Cogí el pliego de papel y leí el nombre del destinatario.
– ¡Va dirigida a sir Thomas Seymour!
– ¿No es uno de los consejeros del rey?
– En efecto, y hermano de la difunta reina. Me volví hacia el cartujo, que nos miraba desde el suelo con la ferocidad de un animal salvaje, y abrí el pliego. En cuanto empecé a leer, un escalofrío me recorrió la espina dorsal. El cartujo llamaba a Seymour «primo», le hablaba de su encierro en un monasterio corrupto en el que habían asesinado a un comisionado del rey y anunciaba que quería contarle una historia sobre las felonías de lord Cromwell. A continuación, relataba su encuentro en prisión con Mark Smeaton y persistía en afirmar que Cromwell había torturado al músico.
Ahora estoy confinado aquí por otro comisionado de Cromwell, un jorobado de cara agria. Os cuento esta historia con la esperanza de que podáis utilizarla contra Cromwell, ese instrumento del Anticristo. El pueblo lo odia y aún lo odiará más cuando se sepa esto.
– ¿Cómo ha conseguido salir? -le pregunté al prior haciendo un rebujo con la carta.

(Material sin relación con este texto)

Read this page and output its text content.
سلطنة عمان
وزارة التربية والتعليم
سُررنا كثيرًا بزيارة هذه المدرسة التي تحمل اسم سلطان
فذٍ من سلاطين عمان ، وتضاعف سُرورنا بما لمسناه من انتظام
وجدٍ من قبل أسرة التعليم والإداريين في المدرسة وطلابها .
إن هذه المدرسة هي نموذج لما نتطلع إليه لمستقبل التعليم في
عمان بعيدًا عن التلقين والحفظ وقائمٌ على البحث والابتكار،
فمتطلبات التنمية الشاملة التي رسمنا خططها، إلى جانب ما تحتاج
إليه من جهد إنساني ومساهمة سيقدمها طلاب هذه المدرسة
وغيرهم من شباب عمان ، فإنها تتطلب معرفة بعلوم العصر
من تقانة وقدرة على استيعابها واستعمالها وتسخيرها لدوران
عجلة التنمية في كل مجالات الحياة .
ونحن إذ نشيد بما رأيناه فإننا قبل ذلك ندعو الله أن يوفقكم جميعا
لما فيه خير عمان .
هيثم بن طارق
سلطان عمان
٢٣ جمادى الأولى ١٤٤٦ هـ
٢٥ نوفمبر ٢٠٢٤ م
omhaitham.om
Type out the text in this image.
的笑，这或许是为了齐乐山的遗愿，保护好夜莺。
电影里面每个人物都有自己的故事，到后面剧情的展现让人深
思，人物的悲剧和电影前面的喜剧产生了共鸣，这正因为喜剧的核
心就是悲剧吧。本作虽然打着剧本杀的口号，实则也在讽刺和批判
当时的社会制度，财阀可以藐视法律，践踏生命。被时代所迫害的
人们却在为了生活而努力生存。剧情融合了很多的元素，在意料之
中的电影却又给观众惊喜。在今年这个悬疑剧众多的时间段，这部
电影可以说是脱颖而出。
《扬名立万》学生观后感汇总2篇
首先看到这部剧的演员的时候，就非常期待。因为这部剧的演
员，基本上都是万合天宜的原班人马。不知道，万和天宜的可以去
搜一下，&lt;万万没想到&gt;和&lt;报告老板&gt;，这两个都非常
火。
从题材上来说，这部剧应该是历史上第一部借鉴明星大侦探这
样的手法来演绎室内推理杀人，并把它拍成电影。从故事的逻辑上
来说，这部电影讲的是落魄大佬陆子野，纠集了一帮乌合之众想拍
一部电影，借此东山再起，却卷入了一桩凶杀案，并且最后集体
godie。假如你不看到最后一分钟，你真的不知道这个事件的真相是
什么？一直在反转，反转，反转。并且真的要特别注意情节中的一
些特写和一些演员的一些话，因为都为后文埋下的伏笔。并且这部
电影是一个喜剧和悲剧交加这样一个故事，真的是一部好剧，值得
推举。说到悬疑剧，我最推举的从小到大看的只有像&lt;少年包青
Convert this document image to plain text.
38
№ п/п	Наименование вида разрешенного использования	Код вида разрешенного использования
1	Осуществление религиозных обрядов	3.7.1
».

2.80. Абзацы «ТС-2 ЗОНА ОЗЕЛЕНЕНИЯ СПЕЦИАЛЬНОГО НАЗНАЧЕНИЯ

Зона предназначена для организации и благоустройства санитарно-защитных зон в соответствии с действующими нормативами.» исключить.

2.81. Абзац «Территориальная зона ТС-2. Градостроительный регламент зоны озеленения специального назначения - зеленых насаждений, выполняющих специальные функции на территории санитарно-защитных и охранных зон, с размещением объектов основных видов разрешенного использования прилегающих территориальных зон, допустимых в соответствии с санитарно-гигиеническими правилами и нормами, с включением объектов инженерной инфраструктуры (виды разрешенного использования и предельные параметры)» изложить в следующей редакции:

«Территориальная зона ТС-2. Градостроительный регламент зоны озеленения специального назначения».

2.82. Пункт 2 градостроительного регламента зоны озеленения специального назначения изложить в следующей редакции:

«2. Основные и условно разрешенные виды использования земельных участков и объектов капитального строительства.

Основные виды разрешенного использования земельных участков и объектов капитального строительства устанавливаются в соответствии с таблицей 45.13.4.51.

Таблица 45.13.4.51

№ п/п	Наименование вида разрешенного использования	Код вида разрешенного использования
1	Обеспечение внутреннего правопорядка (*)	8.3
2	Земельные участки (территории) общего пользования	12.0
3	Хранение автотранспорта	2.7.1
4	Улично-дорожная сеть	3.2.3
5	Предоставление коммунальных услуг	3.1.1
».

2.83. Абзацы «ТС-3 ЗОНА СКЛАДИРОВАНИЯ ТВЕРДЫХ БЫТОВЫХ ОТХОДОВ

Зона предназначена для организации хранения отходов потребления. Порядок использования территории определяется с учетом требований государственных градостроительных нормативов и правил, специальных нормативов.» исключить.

– Ha desaparecido después de prima, e inmediatamente me he puesto a buscarlo. Entretanto, este muchacho del hospicio se ha presentado ante nuestro buen Bugge diciendo que venía a recoger un mensaje de un monje. A Bugge le ha parecido sospechoso y no lo ha dejado entrar.
El portero asintió satisfecho y aferró con más fuerza al huérfano, que había dejado de forcejear y miraba al cartujo con los ojos desorbitados por el terror.
– ¿Quién te ha enviado? -le pregunté.
– Un criado trajo una nota, señor -contestó el chico con voz temblorosa-. En ella me pedían que viniera a recoger una carta para el correo de Londres.
– Llevaba esto encima-dijo Bugge abriendo la mano libre y enseñándonos un anillo de oro.
– ¿Es vuestro? -le pregunté a Jerome, pero el cartujo miró a otro lado-. ¿Qué criado te lo dio, muchacho? Contesta, estás metido en un buen lío.
– El señor Grindstaff, señor, de la cocina. El anillo era para pagarme a mí y al cochero del correo.
– ¡Grindstaff! -rezongó el prior-. Es quien lleva la comida a Jerome. Siempre se ha opuesto a los cambios. Lo pondré de patitas en la calle esta misma noche, a no ser que queráis tomar medidas más severas, comisionado…
Negué con la cabeza.
– Aseguraos de que Jerome permanece cerrado con llave en su celda las veinticuatro horas del día. No debisteis dejarlo salir para asistir a los oficios. Ya veis el resultado -dije, y me volví hacia Bugge-. Deja que el chico se vaya.
El portero arrastró al huérfano hasta la entrada y lo arrojó al camino con un coscorrón.